Like OpuA, many of the above-mentioned proteins are homodimeric with more than one SBD per functional complex, hence multiple pairs of cysteine residues are present per complex, complicating the smFRET analysis (Fig. 5a). By introducing a single cysteine per domain and stochastic labeling, hence two cysteine residues per complex in case of a homodimeric complex, it will be possible to observe interdomain movements (Fig. 5b), as has been shown for the ABC-transporter BtuCD by labelling the transmembrane domains24, the ABC-transporter MRP1 by labelling the NBD’s25, but also for the ABC-transporters MsbA6 and McjD7. A similar approach has been used in smFRET studies on BetP, a homotrimeric protein with three fluorophores per complex8. Alternatively, one could label the protein with a fluorescence donor and introduce a fluorescence quencher in the ligand or membrane to probe conformational dynamics. In another study on the ABC transporter BtuCD, the cobalt ion in the ligand (vitamine B12) has been used for quenching to determine transfer of the substrate from the SBD through the TMD9. By inserting a quencher in for instance the vesicle or nanodisc membrane, and a fluorescence donor in the SBD, one could determine the conditions under which the SBD gets closer to or further away from the membrane (Fig. 5c).
Figure 5.
(a) Stochastic labeling of a homodimer with 2 cysteine residues per protomer, leading to 24 possible species. (b) Stochastic labeling of a homodimer with one cysteine residue per protomer to probe inter-protomer distances. 22 possible species (because the twofold symmetry, both DA and AD species, thus 50% of all species, are available for FRET) (c) Labeling of a single cysteine residue per protomer with a fluorescence donor, a fluorescence quencher is added to the lipid bilayer.
To facilitate smFRET measurements in homodimeric proteins such as OpuA with multiple identical subunits, it should be possible to create apparent heterodimeric complexes with e.g. one protomer containing the double cysteine mutation and one protomer being cys-less. One can then probe the opening and closing of the SBD in the context of the full-length transporter and e.g. determine if the two SBDs of OpuA deliver substrates stochastically or that a receptor domain once bound can deliver multiple substrates. We aim to take this approach in future studies, building on the work described in this paper.

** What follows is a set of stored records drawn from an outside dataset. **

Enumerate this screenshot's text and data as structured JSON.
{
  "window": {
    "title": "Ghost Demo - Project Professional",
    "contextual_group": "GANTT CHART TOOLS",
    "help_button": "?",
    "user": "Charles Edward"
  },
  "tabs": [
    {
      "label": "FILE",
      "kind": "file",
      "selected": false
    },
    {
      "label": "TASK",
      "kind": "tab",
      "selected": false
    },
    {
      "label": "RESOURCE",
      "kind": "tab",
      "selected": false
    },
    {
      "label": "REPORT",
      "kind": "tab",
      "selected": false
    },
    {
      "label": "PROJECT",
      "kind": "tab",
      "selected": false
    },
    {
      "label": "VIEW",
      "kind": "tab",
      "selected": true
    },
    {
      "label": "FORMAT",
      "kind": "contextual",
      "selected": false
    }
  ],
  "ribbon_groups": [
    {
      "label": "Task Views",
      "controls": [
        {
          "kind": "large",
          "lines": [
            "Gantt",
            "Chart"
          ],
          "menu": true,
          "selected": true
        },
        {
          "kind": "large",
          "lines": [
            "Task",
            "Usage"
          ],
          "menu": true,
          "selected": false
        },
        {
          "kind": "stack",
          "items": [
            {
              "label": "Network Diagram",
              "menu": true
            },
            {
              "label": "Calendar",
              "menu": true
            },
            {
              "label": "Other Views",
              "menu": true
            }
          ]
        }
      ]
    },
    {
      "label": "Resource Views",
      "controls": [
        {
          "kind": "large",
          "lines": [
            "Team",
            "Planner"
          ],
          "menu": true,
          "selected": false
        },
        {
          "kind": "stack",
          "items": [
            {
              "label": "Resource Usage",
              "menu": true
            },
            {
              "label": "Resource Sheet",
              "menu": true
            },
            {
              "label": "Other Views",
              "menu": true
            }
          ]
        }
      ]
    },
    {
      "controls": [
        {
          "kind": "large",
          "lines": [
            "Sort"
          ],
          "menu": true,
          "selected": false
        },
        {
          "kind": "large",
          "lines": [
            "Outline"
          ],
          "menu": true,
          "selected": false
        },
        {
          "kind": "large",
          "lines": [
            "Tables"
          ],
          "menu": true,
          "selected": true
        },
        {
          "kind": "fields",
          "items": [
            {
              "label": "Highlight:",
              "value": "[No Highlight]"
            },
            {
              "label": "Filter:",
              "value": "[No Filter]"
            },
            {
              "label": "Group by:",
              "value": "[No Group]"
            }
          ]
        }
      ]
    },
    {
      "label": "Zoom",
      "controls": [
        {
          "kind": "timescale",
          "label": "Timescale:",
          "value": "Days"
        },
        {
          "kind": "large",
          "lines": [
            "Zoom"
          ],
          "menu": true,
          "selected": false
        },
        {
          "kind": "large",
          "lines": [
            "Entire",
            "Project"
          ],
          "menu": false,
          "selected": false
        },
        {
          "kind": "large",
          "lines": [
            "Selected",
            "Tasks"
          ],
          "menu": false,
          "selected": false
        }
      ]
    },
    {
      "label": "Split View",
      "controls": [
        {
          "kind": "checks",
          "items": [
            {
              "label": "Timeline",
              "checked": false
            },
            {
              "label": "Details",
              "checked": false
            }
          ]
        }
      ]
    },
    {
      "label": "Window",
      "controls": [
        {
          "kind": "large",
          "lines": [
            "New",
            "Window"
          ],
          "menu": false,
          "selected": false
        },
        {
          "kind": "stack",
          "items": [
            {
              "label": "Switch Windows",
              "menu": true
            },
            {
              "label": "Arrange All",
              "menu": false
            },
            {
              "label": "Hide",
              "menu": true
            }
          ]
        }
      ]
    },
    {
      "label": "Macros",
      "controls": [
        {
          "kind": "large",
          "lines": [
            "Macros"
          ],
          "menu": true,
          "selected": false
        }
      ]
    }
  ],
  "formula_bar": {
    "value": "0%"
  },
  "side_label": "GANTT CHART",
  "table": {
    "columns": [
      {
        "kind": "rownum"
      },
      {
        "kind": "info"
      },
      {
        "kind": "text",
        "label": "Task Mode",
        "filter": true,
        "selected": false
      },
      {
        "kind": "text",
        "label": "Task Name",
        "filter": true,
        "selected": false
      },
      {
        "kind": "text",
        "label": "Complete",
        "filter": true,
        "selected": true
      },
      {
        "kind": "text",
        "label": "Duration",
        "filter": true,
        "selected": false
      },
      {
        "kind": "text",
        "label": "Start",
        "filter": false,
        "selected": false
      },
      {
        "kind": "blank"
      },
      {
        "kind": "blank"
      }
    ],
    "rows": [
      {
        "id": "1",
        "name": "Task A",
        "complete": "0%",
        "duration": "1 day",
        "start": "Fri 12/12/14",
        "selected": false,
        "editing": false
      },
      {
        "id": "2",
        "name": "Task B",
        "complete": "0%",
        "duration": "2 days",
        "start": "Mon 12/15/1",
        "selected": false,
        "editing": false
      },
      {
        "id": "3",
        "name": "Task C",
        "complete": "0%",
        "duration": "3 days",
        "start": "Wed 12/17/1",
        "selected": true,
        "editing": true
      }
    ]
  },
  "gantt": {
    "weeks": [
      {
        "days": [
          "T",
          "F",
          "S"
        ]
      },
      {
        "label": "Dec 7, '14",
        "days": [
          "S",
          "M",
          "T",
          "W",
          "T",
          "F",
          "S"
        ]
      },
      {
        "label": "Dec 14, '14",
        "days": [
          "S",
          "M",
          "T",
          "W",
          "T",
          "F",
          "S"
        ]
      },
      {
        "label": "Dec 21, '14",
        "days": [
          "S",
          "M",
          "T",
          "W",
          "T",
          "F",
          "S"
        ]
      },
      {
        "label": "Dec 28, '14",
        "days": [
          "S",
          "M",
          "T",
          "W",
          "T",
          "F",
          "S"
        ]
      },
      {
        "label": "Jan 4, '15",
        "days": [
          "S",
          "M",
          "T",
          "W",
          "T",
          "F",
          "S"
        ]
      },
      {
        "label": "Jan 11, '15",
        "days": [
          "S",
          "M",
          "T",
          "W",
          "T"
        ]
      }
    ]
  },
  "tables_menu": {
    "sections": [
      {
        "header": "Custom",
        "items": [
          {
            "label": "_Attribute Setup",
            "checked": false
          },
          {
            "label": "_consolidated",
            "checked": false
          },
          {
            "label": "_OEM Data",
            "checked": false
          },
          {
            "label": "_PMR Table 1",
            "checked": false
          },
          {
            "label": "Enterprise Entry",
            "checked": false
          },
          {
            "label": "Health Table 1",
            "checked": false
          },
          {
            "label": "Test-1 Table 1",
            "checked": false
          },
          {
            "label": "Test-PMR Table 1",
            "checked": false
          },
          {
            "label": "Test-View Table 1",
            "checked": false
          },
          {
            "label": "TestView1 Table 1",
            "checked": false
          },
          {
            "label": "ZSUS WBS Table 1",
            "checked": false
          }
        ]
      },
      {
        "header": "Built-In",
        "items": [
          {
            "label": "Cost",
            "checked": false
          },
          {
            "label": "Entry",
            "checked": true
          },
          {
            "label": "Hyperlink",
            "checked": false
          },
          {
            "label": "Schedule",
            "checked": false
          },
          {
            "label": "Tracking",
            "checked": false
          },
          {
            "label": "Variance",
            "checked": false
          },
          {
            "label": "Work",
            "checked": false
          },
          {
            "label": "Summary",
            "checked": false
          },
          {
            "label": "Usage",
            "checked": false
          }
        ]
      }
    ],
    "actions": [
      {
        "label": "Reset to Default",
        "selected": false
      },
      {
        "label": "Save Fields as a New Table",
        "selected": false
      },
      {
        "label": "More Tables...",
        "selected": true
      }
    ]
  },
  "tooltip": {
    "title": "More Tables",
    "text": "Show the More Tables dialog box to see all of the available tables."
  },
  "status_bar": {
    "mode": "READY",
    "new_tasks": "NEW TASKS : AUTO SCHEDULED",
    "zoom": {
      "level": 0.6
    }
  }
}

In short, we describe a systematic method to find candidates for FRET, EPR or other double mutation-based distance-reporting methods that can be used to make a pre-selection of suitable pairs using relevant distance and solvent accessibility constraints.
Material and methods
Residue selection protocol
For the residue selection protocol, we recommend to follow the instruction of the script (https://doi.org/10.5281/zenodo.4446814). In short: two protein structures (different conformations) are read using the ProDy Python library26 Distance maps, containing the distance between the center of mass of the side chain (Cα for glycine) of each pair of residues for each protein structure. The difference map of these two distance maps is generated by subtraction. By selection of distances within a specified range, the amino acid pairs are filtered and only the pairs with a suitable distance (e.g. depending on the probes used for FRET or EPR) between the residues are kept. The DSSP software (version 3.0.0–2)21,27 is used to assess the secondary structure and surface accessibility for each of the residues. By filtering based on surface accessibility the number of possible pairs is further reduced. The script returns a list of suitable residue pairs, as well as a script that can be imported in the PyMOL Molecular Graphics System and used for direct visualization of the obtained amino acid pairs.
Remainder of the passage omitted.